自民党県議団 一期生の会として、福岡県へ視察に伺いました。
福岡県教育庁のいじめ対策・不登校支援
福岡県立大学が開発した「長期欠席予測シート」を活用し、直近の欠席状況から不登校リスクのある子どもを早期に把握する取り組みを行っていました。

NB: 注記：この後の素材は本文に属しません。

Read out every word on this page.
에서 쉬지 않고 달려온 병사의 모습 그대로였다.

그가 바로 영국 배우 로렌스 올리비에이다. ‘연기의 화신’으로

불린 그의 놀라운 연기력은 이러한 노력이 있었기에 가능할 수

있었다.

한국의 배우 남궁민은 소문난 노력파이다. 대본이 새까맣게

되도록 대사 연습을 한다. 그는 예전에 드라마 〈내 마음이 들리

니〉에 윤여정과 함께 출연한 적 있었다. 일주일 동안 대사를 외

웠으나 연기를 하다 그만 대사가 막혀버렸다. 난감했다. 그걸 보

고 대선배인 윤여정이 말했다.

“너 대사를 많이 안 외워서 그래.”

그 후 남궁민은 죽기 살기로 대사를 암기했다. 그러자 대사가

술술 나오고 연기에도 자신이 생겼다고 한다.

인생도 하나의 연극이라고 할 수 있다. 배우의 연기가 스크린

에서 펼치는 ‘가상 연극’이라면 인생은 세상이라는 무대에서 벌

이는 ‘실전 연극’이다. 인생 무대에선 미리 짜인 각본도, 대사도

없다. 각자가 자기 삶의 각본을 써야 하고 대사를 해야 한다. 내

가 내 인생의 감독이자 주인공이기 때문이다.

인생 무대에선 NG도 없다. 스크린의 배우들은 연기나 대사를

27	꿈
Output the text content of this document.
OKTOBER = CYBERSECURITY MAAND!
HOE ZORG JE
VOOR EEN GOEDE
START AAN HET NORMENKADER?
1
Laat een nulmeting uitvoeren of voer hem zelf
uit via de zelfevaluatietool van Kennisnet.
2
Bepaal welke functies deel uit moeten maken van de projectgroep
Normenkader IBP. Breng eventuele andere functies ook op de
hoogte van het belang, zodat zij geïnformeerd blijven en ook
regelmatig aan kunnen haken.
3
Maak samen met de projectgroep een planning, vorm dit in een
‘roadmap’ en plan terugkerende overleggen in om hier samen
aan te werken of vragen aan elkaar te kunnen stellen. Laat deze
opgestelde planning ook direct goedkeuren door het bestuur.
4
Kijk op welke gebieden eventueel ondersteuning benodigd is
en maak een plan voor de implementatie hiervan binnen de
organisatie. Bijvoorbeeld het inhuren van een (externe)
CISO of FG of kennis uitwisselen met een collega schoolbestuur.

教師個人の勘や経験に頼るのではなく、蓄積された教育データを基に判断するEBPM(エビデンスに基づく政策立案)の手法が、教育分野でも現実に機能している点に大きな可能性を感じました。
福岡県いじめレスキューセンター
福岡県福祉労働部内に設置された、県レベルのいじめ対応専門組織です。
教育部局内ではなく、首長部局内にあります。
つまり、トップは教育長ではなく、知事ということになります。
中学校長経験者をセンター長とし、精神保健福祉士、社会福祉士、弁護士などの専門職がチームで被害者の相談に応じ、学校現場と向き合っています。
市町村レベルでの首長部局内いじめ専門部署の設置例はありますが、都道府県としての取り組みは非常に珍しく、先進的です。一方で、法令に基づく調査権を持たないことによる限界も感じました。
いじめ・不登校対策は、個々の教師・学校任せにすべき課題ではありません。
制度設計と専門性、そしてデータに基づくアプローチの重要性を、改めて認識しました。